Esper: Battling Bureaucracy Requires Taking Risks

Esper: Battling Bureaucracy Requires Taking Risks

Photo by: DoD/Marvin Lynchard

The Pentagon must fight its “heavily bureaucratic” and “risk-averse” culture if it wants to transform and modernize the force for the future battlefield, Defense Secretary Mark Esper said.

“You have people protecting their programs, protecting their activities, protecting their staff, and on top of that is the risk aversion of taking risks that should be taken,” Esper said in a virtual discussion during the recent 2020 Aspen Security Forum. 

The willingness and ability to change the culture in DoD is a big issue, Esper said, especially as the military pushes ahead on several modernization efforts during a time of flat or shrinking budgets.
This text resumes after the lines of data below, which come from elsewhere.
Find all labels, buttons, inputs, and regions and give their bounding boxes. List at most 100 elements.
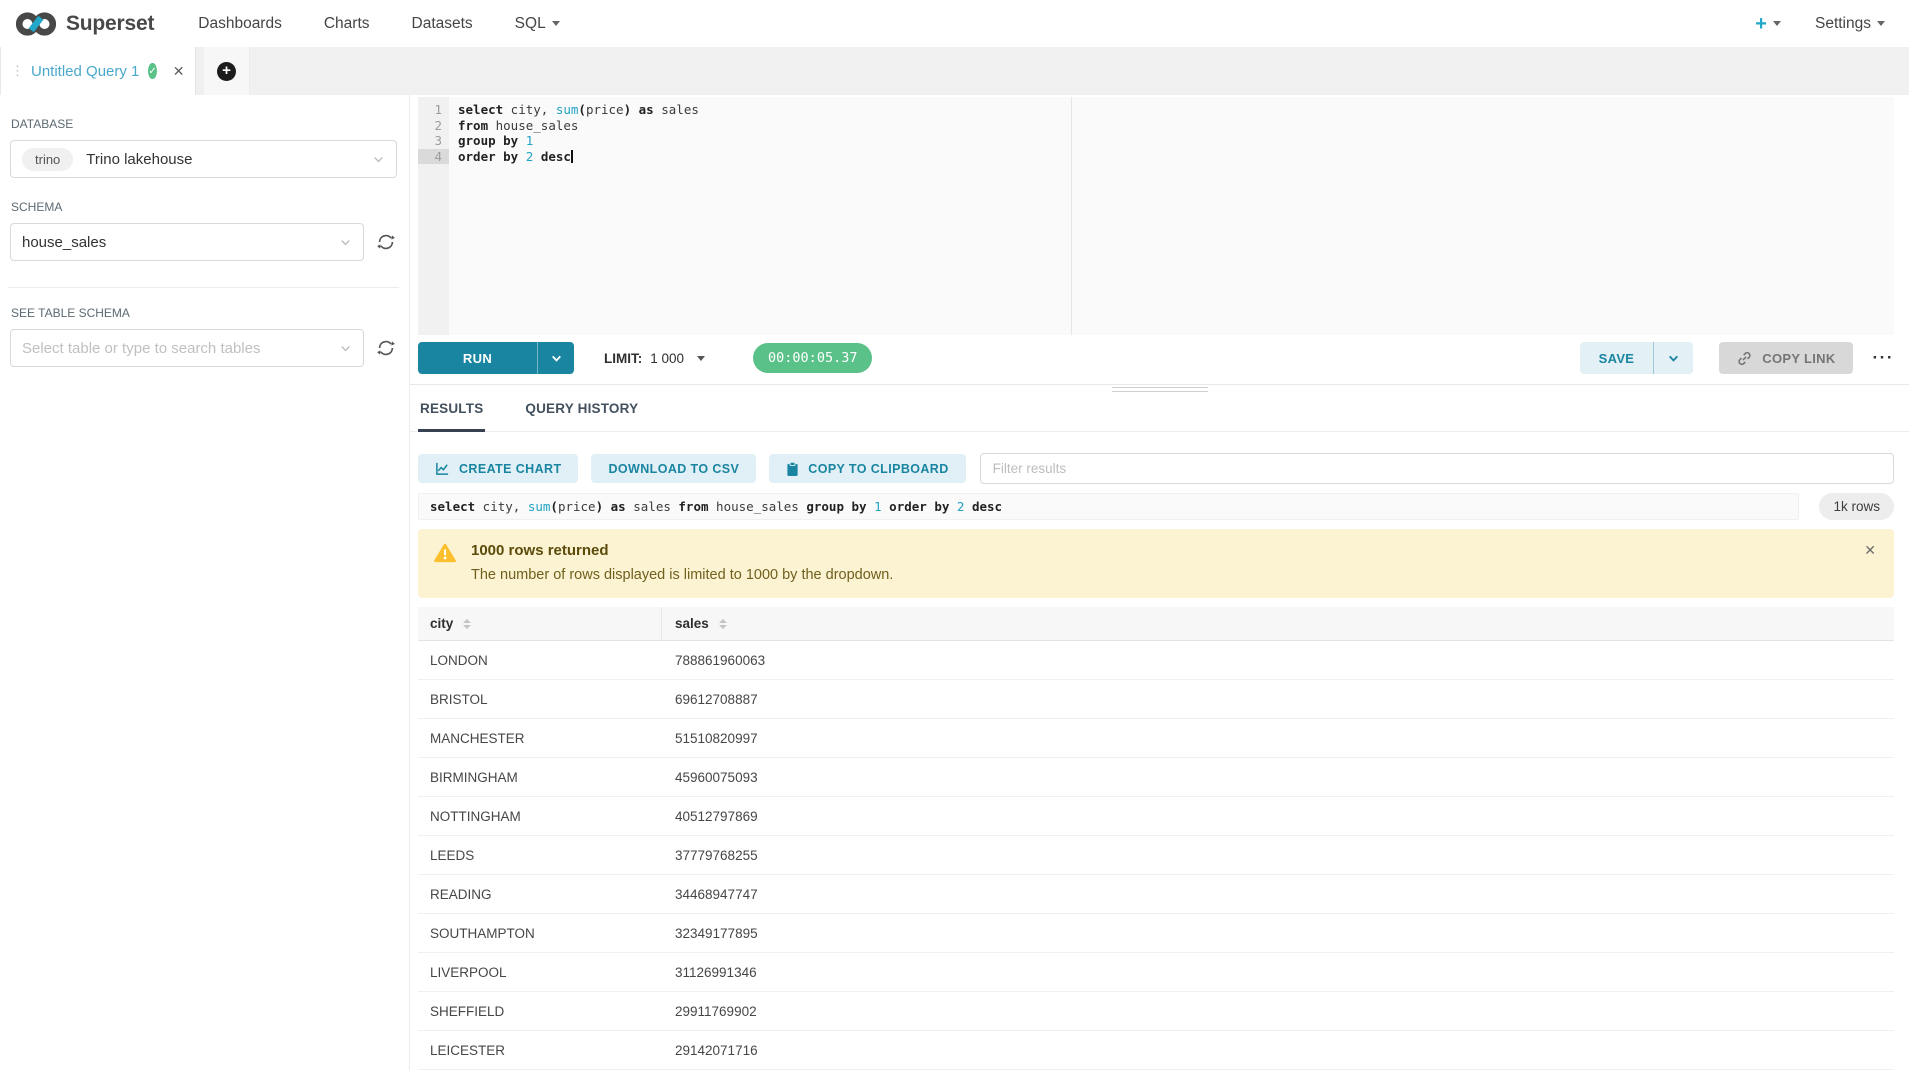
sqllab-sidebar: DATABASE trino Trino lakehouse SCHEMA ho…	[0, 95, 410, 1070]
code-line[interactable]: order by 2 desc	[458, 149, 1894, 165]
cell-city: SOUTHAMPTON	[418, 926, 662, 941]
new-item-button[interactable]: +	[1755, 14, 1781, 34]
code-line[interactable]: group by 1	[458, 133, 1894, 149]
database-value: Trino lakehouse	[86, 151, 192, 168]
more-options-button[interactable]: ···	[1873, 348, 1894, 368]
sql-token: )	[596, 499, 604, 514]
line-number: 1	[418, 102, 449, 118]
results-table-body: LONDON788861960063BRISTOL69612708887MANC…	[418, 641, 1894, 1070]
database-label: DATABASE	[11, 117, 397, 131]
nav-charts[interactable]: Charts	[324, 15, 370, 33]
database-select[interactable]: trino Trino lakehouse	[10, 140, 397, 178]
sql-token: price	[586, 102, 624, 117]
drag-grip-icon[interactable]: ⋮	[11, 63, 23, 79]
create-chart-button[interactable]: CREATE CHART	[418, 454, 578, 483]
add-tab-button[interactable]: +	[217, 62, 236, 81]
sql-token: price	[558, 499, 596, 514]
save-options-button[interactable]	[1653, 342, 1693, 374]
refresh-tables-button[interactable]	[375, 337, 397, 359]
limit-dropdown[interactable]: LIMIT: 1 000	[604, 351, 705, 366]
results-table-header: city sales	[418, 607, 1894, 641]
warning-icon	[434, 543, 456, 563]
sql-token: house_sales	[709, 499, 807, 514]
query-preview: select city, sum(price) as sales from ho…	[418, 493, 1799, 520]
query-tabbar: ⋮ Untitled Query 1 ✓ ✕ +	[0, 47, 1909, 95]
table-row[interactable]: MANCHESTER51510820997	[418, 719, 1894, 758]
sort-icon	[463, 619, 471, 629]
code-line[interactable]: from house_sales	[458, 118, 1894, 134]
table-row[interactable]: LEICESTER29142071716	[418, 1031, 1894, 1070]
create-chart-label: CREATE CHART	[459, 462, 561, 476]
sql-token: group by	[458, 133, 518, 148]
superset-infinity-icon	[14, 10, 58, 38]
refresh-schemas-button[interactable]	[375, 231, 397, 253]
sql-token: sum	[556, 102, 579, 117]
column-header-sales[interactable]: sales	[662, 607, 1894, 640]
table-row[interactable]: SOUTHAMPTON32349177895	[418, 914, 1894, 953]
cell-city: BIRMINGHAM	[418, 770, 662, 785]
tab-close-button[interactable]: ✕	[173, 63, 185, 80]
nav-datasets[interactable]: Datasets	[412, 15, 473, 33]
add-tab-zone: +	[204, 47, 250, 95]
sql-token: from	[458, 118, 488, 133]
column-label: sales	[675, 616, 709, 631]
limit-label: LIMIT:	[604, 351, 642, 366]
refresh-icon	[376, 338, 396, 358]
table-row[interactable]: LEEDS37779768255	[418, 836, 1894, 875]
tab-query-history[interactable]: QUERY HISTORY	[523, 385, 640, 431]
cell-sales: 69612708887	[662, 692, 1894, 707]
print-margin-line	[1071, 97, 1072, 335]
tab-title: Untitled Query 1	[31, 63, 139, 80]
sql-code-editor[interactable]: 1234 select city, sum(price) as salesfro…	[418, 97, 1894, 335]
superset-logo[interactable]: Superset	[14, 10, 154, 38]
warning-close-button[interactable]: ✕	[1864, 542, 1876, 559]
run-button[interactable]: RUN	[418, 342, 537, 374]
line-chart-icon	[435, 461, 450, 476]
table-row[interactable]: NOTTINGHAM40512797869	[418, 797, 1894, 836]
see-table-schema-label: SEE TABLE SCHEMA	[11, 306, 397, 320]
tab-untitled-query[interactable]: ⋮ Untitled Query 1 ✓ ✕	[0, 47, 196, 95]
chevron-down-icon	[1773, 21, 1781, 26]
schema-select[interactable]: house_sales	[10, 223, 364, 261]
nav-dashboards[interactable]: Dashboards	[198, 15, 282, 33]
pane-resize-handle[interactable]	[1112, 387, 1208, 395]
sql-token	[867, 499, 875, 514]
text-cursor	[571, 150, 573, 163]
editor-lines[interactable]: select city, sum(price) as salesfrom hou…	[449, 97, 1894, 335]
sql-token	[949, 499, 957, 514]
sql-token: select	[430, 499, 475, 514]
table-row[interactable]: LONDON788861960063	[418, 641, 1894, 680]
save-button-group: SAVE	[1580, 342, 1694, 374]
sidebar-divider	[8, 287, 399, 288]
table-row[interactable]: LIVERPOOL31126991346	[418, 953, 1894, 992]
chevron-down-icon	[697, 356, 705, 361]
table-select[interactable]: Select table or type to search tables	[10, 329, 364, 367]
table-row[interactable]: READING34468947747	[418, 875, 1894, 914]
cell-sales: 45960075093	[662, 770, 1894, 785]
sql-token: as	[611, 499, 626, 514]
line-number: 3	[418, 133, 449, 149]
copy-link-button[interactable]: COPY LINK	[1719, 342, 1852, 374]
line-number: 2	[418, 118, 449, 134]
filter-results-input[interactable]	[980, 453, 1894, 484]
save-button[interactable]: SAVE	[1580, 342, 1654, 374]
code-line[interactable]: select city, sum(price) as sales	[458, 102, 1894, 118]
copy-to-clipboard-button[interactable]: COPY TO CLIPBOARD	[769, 454, 965, 483]
table-row[interactable]: BIRMINGHAM45960075093	[418, 758, 1894, 797]
column-header-city[interactable]: city	[418, 607, 662, 640]
table-row[interactable]: BRISTOL69612708887	[418, 680, 1894, 719]
chevron-down-icon	[1667, 352, 1680, 365]
sql-token	[518, 149, 526, 164]
clipboard-icon	[786, 461, 799, 477]
top-nav: Superset Dashboards Charts Datasets SQL …	[0, 0, 1909, 47]
sql-token: city,	[503, 102, 556, 117]
sql-token: order by	[458, 149, 518, 164]
cell-city: READING	[418, 887, 662, 902]
tab-results[interactable]: RESULTS	[418, 385, 485, 432]
download-csv-button[interactable]: DOWNLOAD TO CSV	[591, 454, 756, 483]
run-options-button[interactable]	[537, 342, 574, 374]
table-row[interactable]: SHEFFIELD29911769902	[418, 992, 1894, 1031]
refresh-icon	[376, 232, 396, 252]
settings-menu[interactable]: Settings	[1815, 15, 1885, 33]
nav-sql-menu[interactable]: SQL	[515, 15, 560, 33]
“It’s DoD writ large, the big agencies where we really need to develop a different culture, and that means giving people room to fail,” he said. “It doesn’t mean that everybody loses their job because they took an appropriate risk, and so part of that is changing the leadership culture as well.”

The military is at a “pivotal moment,” Esper said, citing as an example the Army’s ambitious modernization plans to replace the weapons systems it has been using since the 1980s.

“We just reached a point where it was time to make that change, and across all services you now see everybody doing this, whether it’s the Air Force with the new stealth bomber, three services with the F-35,” he said.

The military also is investing in new, emerging technologies such as artificial intelligence, robotics and directed energy hypersonic weapons, “areas we think are game changers in the future that we’ve got to put big dollars into, and we are committing to,” Esper said. 

In the near-term, Esper said he is concerned about consistent, adequate funding for DoD. “I still believe we need to maintain 3% to 5% annual growth … to make sure that we are as ready as we need to be to face not just today’s threats but future threats,” he said.

But he also said he’s worried about how big federal spending on COVID-19-related aid could reduce money for defense programs. “That’s why I continue to beat the drum that we have to be much more cost aware, cost-efficient,” Esper said. “We’ve got to make those hard choices. We’ve got to get rid of the legacy systems. So many programs are important, but, frankly, some are more important than others. … We just need to be realistic.”